To use trace, users can configure the options in the build method in allo/dataflow.py:

def build(
    func,
    target="vitis_hls",
    mode="csim",
    project="top.prj",
    configs=None,
    wrap_io=True,
    opt_default=True,
    enable_tensor=False,
    mapping_primitives: list[tuple[str, list]] = [],
    profile=False,
    warmup=20,
    num_iters=100,
    trace: list[tuple[str, tuple[int, ...]]] = None,
    trace_size: int = 4096,
    device_type: str = None,
)

Related Parameters:

trace: a list of tiles from the allo.dataflow.kernel users wish to trace. Each element consists of the kernel’s name as a string and a tuple representing the tile index. This index does not necessarily correspond to the final physical compute tile index in the 2D AIE array. Tracing is enabled on a best-effort basis: if resources (DMA ports or buffer descriptors) are limited, tracing may not be applied to all specified tiles in the list.
trace_size: the size of the trace buffer. If a large amount of trace information is expected, users may increase this accordingly.

After build, running the generated module produces a file named trace.txt under the project directory.

The trace.txt file should contain multiple lines of non-zero values. If all entries are zero, first check whether the top.mlir file contains any aie.packet_flow operations:

If not, it indicates that tracing for the specified tiles was skipped due to resource constraints.
If such operations are present but entries in trace.txt are all zero, please submit a bug report.

Users can use multiple tools to parse the trace.txt and convert it into a more human-readable format. Useful parsers are provided in the mlir-aie repository. For example, parse_trace.py parses it into a JSON file that can be viewed in Perfetto. See the trace parser README for details.

Note

The unit of timing reported in Perfetto should be interpreted as cycle count. See issue #2214 for more information.

Example¶

Tracing tile (0, 0) of the allo.dataflow.kernel named gemm.

TyI, TyO = int16, int32
M, N, K = 32, 32, 32
P0, P1 = 2, 4

@df.region()
def top():
    @df.kernel(mapping=[P0, P1])
    def gemm(A: TyI[M, K] @ LyA, B: TyI[K, N] @ LyB, C: TyO[M, N] @ LyC):
        C[:, :] = allo.matmul(A, B)

# trace tile (0, 0) of gemm df.kernel
mod = df.build(
    top,
    target="aie",
    trace=[
        ("gemm", (0, 0)),
    ],
    trace_size=65536,
)
A = np.random.randint(0, 64, (M, K)).astype(np.int16)
B = np.random.randint(0, 64, (K, N)).astype(np.int16)
C = np.zeros((M, N)).astype(np.int32)
mod(A, B, C)
np_C = A.astype(np.int32) @ B.astype(np.int32)
np.testing.assert_allclose(C, np_C, atol=1e-5)
print("PASSED!")

Using Trace to Measure the Performance of External Kernels¶

Trace is useful for evaluating the performance of an external kernel running on a single compute tile. This is especially important when profiling optimizations such as vectorization of external kernels. The following example demonstrates how to use trace profiling on some convolution kernels.
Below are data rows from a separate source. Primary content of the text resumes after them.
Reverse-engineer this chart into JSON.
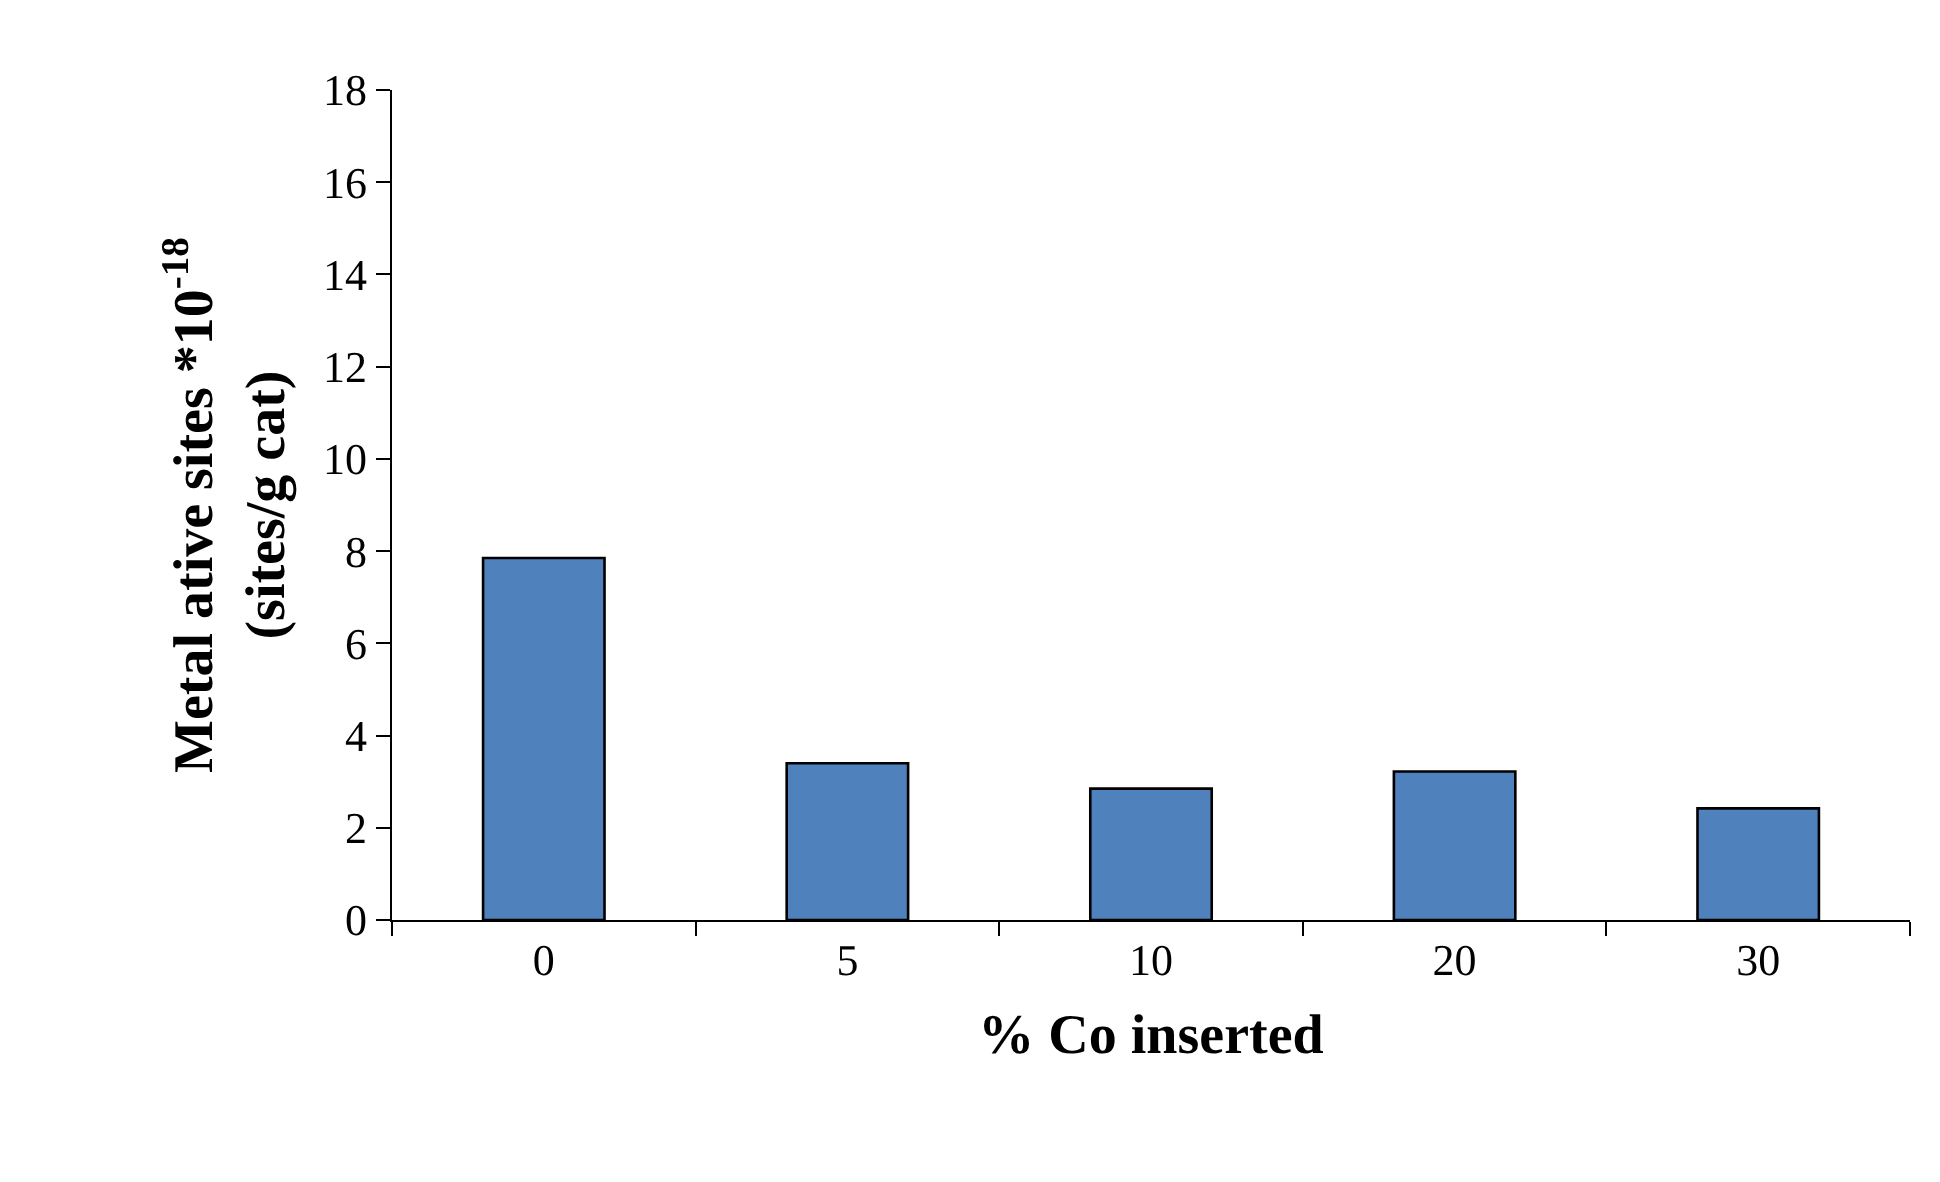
{
  "chart_data": {
    "type": "bar",
    "xlabel": "% Co inserted",
    "ylabel": "Metal ative sites *10$^{-18}$\n(sites/g cat)",
    "categories": [
      "0",
      "5",
      "10",
      "20",
      "30"
    ],
    "values": [
      7.85,
      3.4,
      2.85,
      3.22,
      2.42
    ],
    "color": "#4f81bd",
    "ylim": [
      0,
      18
    ],
    "yticks": [
      0,
      2,
      4,
      6,
      8,
      10,
      12,
      14,
      16,
      18
    ],
    "grid": false
  }
}
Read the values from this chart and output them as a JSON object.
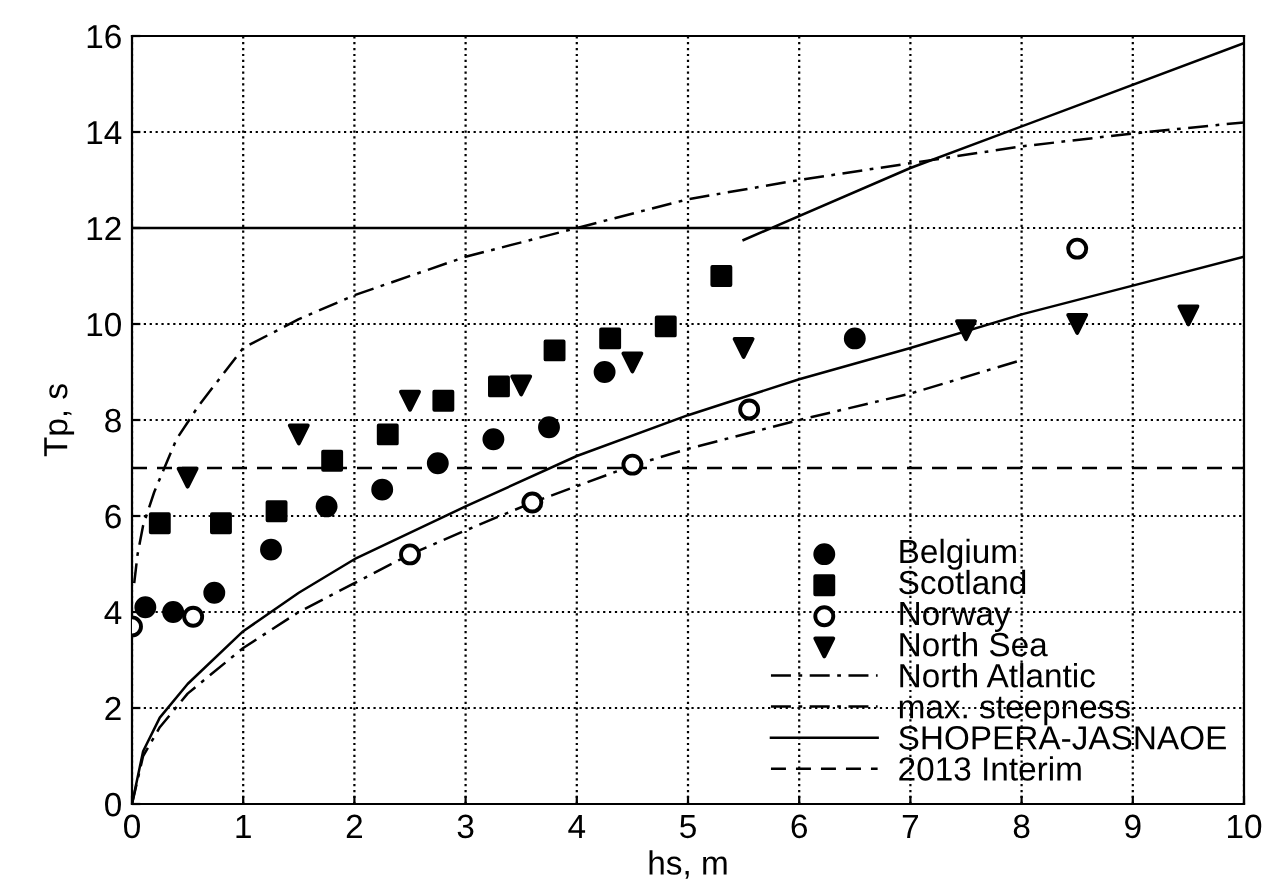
{
  "chart_data": {
    "type": "scatter",
    "xlabel": "hs, m",
    "ylabel": "Tp, s",
    "xlim": [
      0,
      10
    ],
    "ylim": [
      0,
      16
    ],
    "xticks": [
      0,
      1,
      2,
      3,
      4,
      5,
      6,
      7,
      8,
      9,
      10
    ],
    "yticks": [
      0,
      2,
      4,
      6,
      8,
      10,
      12,
      14,
      16
    ],
    "grid": true,
    "legend": "bottom right",
    "series": [
      {
        "name": "Belgium",
        "marker": "circle",
        "color": "#000000",
        "x": [
          0.12,
          0.37,
          0.74,
          1.25,
          1.75,
          2.25,
          2.75,
          3.25,
          3.75,
          4.25,
          6.5
        ],
        "values": [
          4.1,
          4.0,
          4.4,
          5.3,
          6.2,
          6.55,
          7.1,
          7.6,
          7.85,
          9.0,
          9.7
        ]
      },
      {
        "name": "Scotland",
        "marker": "square",
        "color": "#000000",
        "x": [
          0.25,
          0.8,
          1.3,
          1.8,
          2.3,
          2.8,
          3.3,
          3.8,
          4.3,
          4.8,
          5.3
        ],
        "values": [
          5.85,
          5.85,
          6.1,
          7.15,
          7.7,
          8.4,
          8.7,
          9.45,
          9.7,
          9.95,
          11.0
        ]
      },
      {
        "name": "Norway",
        "marker": "circle",
        "color": "#ffffff",
        "x": [
          0.0,
          0.55,
          2.5,
          3.6,
          4.5,
          5.55,
          8.5
        ],
        "values": [
          3.7,
          3.9,
          5.2,
          6.28,
          7.07,
          8.22,
          11.57
        ]
      },
      {
        "name": "North Sea",
        "marker": "triangle",
        "color": "#000000",
        "x": [
          0.5,
          1.5,
          2.5,
          3.5,
          4.5,
          5.5,
          7.5,
          8.5,
          9.5
        ],
        "values": [
          6.8,
          7.7,
          8.4,
          8.72,
          9.2,
          9.5,
          9.87,
          10.0,
          10.18
        ]
      },
      {
        "name": "North Atlantic",
        "type": "line",
        "line_style": "dashdot",
        "color": "#000000",
        "x": [
          0.02,
          0.05,
          0.1,
          0.2,
          0.4,
          0.6,
          1,
          1.5,
          2,
          3,
          4,
          5,
          6,
          7,
          8,
          9,
          10
        ],
        "values": [
          4.6,
          5.2,
          5.8,
          6.5,
          7.6,
          8.3,
          9.5,
          10.1,
          10.6,
          11.4,
          12.0,
          12.6,
          13.0,
          13.35,
          13.7,
          13.97,
          14.2
        ]
      },
      {
        "name": "max. steepness",
        "type": "line",
        "line_style": "dashdot",
        "color": "#000000",
        "x": [
          0,
          0.1,
          0.25,
          0.5,
          1,
          1.5,
          2,
          2.5,
          3,
          3.6,
          4.5,
          5,
          6,
          7,
          8
        ],
        "values": [
          0,
          1.0,
          1.6,
          2.3,
          3.25,
          4.0,
          4.6,
          5.2,
          5.7,
          6.28,
          7.05,
          7.4,
          8.0,
          8.55,
          9.25
        ]
      },
      {
        "name": "SHOPERA-JASNAOE",
        "type": "line",
        "line_style": "solid",
        "color": "#000000",
        "x": [
          0,
          0.1,
          0.25,
          0.5,
          1,
          1.5,
          2,
          3,
          4,
          5,
          6,
          7,
          8,
          9,
          10,
          null,
          0,
          5.9,
          null,
          5.5,
          7,
          8.5,
          10
        ],
        "values": [
          0,
          1.1,
          1.8,
          2.5,
          3.6,
          4.4,
          5.1,
          6.2,
          7.25,
          8.1,
          8.85,
          9.5,
          10.2,
          10.8,
          11.4,
          null,
          12,
          12,
          null,
          11.75,
          13.25,
          14.55,
          15.85
        ]
      },
      {
        "name": "2013 Interim",
        "type": "line",
        "line_style": "dashed",
        "color": "#000000",
        "x": [
          0,
          10
        ],
        "values": [
          7,
          7
        ]
      }
    ]
  }
}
In this case, due to the relatively small computation scale, the difference between the vectorized (allo/library/aie/conv_small_vector.cc) and scalar (allo/library/aie/conv_small_scalar.cc) versions of the kernel is not clearly observable using timing-based profiling. Instead, one can insert event markers (event0(); and event1();) directly into the external C++ code and run the trace on the compute tile executing the external kernel. Sample code is available in tests/dataflow/aie/test_trace_conv.py.

Process the generated trace (in top.prj/trace.txt) with parse_trace.py:

# sample processing cmds
cd top.prj
path/to/parse_trace.py --filename trace.txt --mlir top.mlir --colshift 1 > trace_scalar.json

Use Perfetto to view the timeline.

Scalar version:
Vector version:

From the timeline screenshot, you can observe a clear difference in the computation cycle count between the two kernels within the regions marked by the event markers. Additionally, you can see that the vectorized version makes use of vector instructions, which are absent in the scalar version.

If you need more precise cycle counts or additional profiling information, you can write your own processing script to analyze the generated JSON file, or directly parse the trace.txt.